O iene japonês valorizou-se ligeiramente nas negociações asiáticas de terça-feira em relação a uma cesta de moedas principais e secundárias, numa tentativa de recuperar da mínima de seis semanas frente ao dólar americano. No entanto, a moeda permanece na zona de intervenção acima de ¥160 por dólar, um nível amplamente considerado um limiar crucial para uma possível ação das autoridades monetárias japonesas em apoio à moeda local.
O iene foi sustentado pela desvalorização do dólar americano e pela queda dos preços globais do petróleo, após o Irã e Israel anunciarem a suspensão da troca de ataques em resposta a um pedido do presidente dos EUA, Donald Trump, que também reafirmou que as negociações de paz continuam e que um acordo final entre Washington e Teerã pode estar próximo.
Visão geral de preços
• Cotação do iene japonês hoje: O dólar americano caiu cerca de 0,1% em relação ao iene, para ¥160,08, ante a abertura de ¥160,17. A máxima da sessão foi registrada em ¥160,28.

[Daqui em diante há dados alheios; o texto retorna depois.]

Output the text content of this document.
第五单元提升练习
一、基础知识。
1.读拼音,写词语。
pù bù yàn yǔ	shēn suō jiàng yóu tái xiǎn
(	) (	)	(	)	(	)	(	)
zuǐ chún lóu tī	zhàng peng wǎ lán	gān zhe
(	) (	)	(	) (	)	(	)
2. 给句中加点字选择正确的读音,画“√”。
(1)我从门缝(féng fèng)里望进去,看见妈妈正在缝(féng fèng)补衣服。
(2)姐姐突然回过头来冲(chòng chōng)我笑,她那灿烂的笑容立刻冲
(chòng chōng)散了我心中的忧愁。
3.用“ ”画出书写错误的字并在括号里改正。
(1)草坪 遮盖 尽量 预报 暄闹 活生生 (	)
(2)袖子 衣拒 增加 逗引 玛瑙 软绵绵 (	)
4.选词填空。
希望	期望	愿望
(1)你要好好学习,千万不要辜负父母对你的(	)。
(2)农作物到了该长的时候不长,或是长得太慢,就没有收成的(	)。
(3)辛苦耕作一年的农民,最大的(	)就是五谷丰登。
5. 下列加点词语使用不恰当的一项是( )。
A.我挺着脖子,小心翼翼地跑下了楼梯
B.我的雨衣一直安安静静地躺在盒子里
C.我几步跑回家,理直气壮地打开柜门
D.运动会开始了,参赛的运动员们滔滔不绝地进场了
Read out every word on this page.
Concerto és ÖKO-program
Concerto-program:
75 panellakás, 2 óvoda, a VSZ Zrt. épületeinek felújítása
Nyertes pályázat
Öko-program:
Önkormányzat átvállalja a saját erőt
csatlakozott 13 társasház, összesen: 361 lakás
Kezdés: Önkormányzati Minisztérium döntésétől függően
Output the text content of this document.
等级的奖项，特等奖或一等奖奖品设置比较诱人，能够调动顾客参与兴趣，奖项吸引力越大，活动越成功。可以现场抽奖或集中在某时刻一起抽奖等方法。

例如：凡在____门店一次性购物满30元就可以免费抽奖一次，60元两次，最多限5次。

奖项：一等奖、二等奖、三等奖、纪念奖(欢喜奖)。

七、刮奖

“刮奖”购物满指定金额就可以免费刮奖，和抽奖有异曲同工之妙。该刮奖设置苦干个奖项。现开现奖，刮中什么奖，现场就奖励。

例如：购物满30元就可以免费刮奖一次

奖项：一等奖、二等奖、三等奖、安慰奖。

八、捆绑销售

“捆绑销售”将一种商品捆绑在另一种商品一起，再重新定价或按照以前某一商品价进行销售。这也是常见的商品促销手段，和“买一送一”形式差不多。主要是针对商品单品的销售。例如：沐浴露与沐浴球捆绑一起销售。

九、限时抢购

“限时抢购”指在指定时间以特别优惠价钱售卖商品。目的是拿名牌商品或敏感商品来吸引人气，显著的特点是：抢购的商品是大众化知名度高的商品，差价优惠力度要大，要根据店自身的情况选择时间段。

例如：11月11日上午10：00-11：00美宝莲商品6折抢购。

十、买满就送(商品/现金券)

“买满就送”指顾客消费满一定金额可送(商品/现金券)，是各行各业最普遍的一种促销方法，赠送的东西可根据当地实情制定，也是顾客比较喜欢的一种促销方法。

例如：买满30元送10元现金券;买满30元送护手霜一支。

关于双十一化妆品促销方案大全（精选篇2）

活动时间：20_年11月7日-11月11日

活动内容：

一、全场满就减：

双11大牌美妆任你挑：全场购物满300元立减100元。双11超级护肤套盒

• O iene encerrou o pregão de segunda-feira com alta de cerca de 0,1% em relação ao dólar, após ter atingido a mínima de seis semanas de ¥160,39.
O limite de ¥160
As autoridades japonesas estão monitorando de perto os movimentos no mercado cambial, principalmente porque o iene permanece mais fraco do que o nível crítico de ¥160 por dólar, que há muito tempo é visto como um ponto que poderia desencadear uma intervenção oficial.
Segundo fontes da Reuters, Tóquio interveio diversas vezes no final de abril e início de maio para conter a queda do iene. Naquela época, a taxa de câmbio atingiu ¥160,72 por dólar, o nível mais baixo desde julho de 2024.
Autoridades japonesas têm alertado repetidamente sobre a volatilidade excessiva do iene e indicado que as autoridades podem tomar medidas decisivas contra movimentos cambiais desordenados.
A ministra das Finanças, Satsuki Katayama, reafirmou que o governo está "pronto para tomar as medidas apropriadas" caso os mercados cambiais apresentem movimentos excessivos ou especulativos.
dólar americano
O índice do dólar americano recuou cerca de 0,1% na terça-feira, ampliando as perdas pela segunda sessão consecutiva e se distanciando ainda mais da máxima de dois meses de 100,21 pontos, refletindo a contínua fraqueza da moeda americana em relação a uma cesta de moedas globais.
Além da realização de lucros, o dólar sofreu pressão depois que Trump intermediou com sucesso a suspensão da troca de ataques militares entre o Irã e Israel, ao mesmo tempo em que enfatizou o compromisso contínuo com a via diplomática para pôr fim ao conflito e conter as tensões geopolíticas no Oriente Médio.
Preços do petróleo
Os preços do petróleo caíram mais de 1% na terça-feira, com a diminuição das tensões militares entre o Irã e Israel, aumentando as expectativas de um acordo de paz mais amplo no Oriente Médio. Tal acordo poderia contribuir para a reabertura do Estreito de Ormuz para petroleiros retidos e para o restabelecimento do fluxo de abastecimento aos níveis normais.
Desenvolvimentos do conflito no Irã
• O Irã e Israel anunciaram uma suspensão temporária dos ataques militares.
• O presidente dos EUA, Donald Trump, instou ambos os lados a cessarem as hostilidades imediatamente.
• Israel acredita que o breve confronto pode fortalecer sua posição nas negociações.
• Israel foi amplamente excluído das negociações de paz em curso entre os EUA e o Irã.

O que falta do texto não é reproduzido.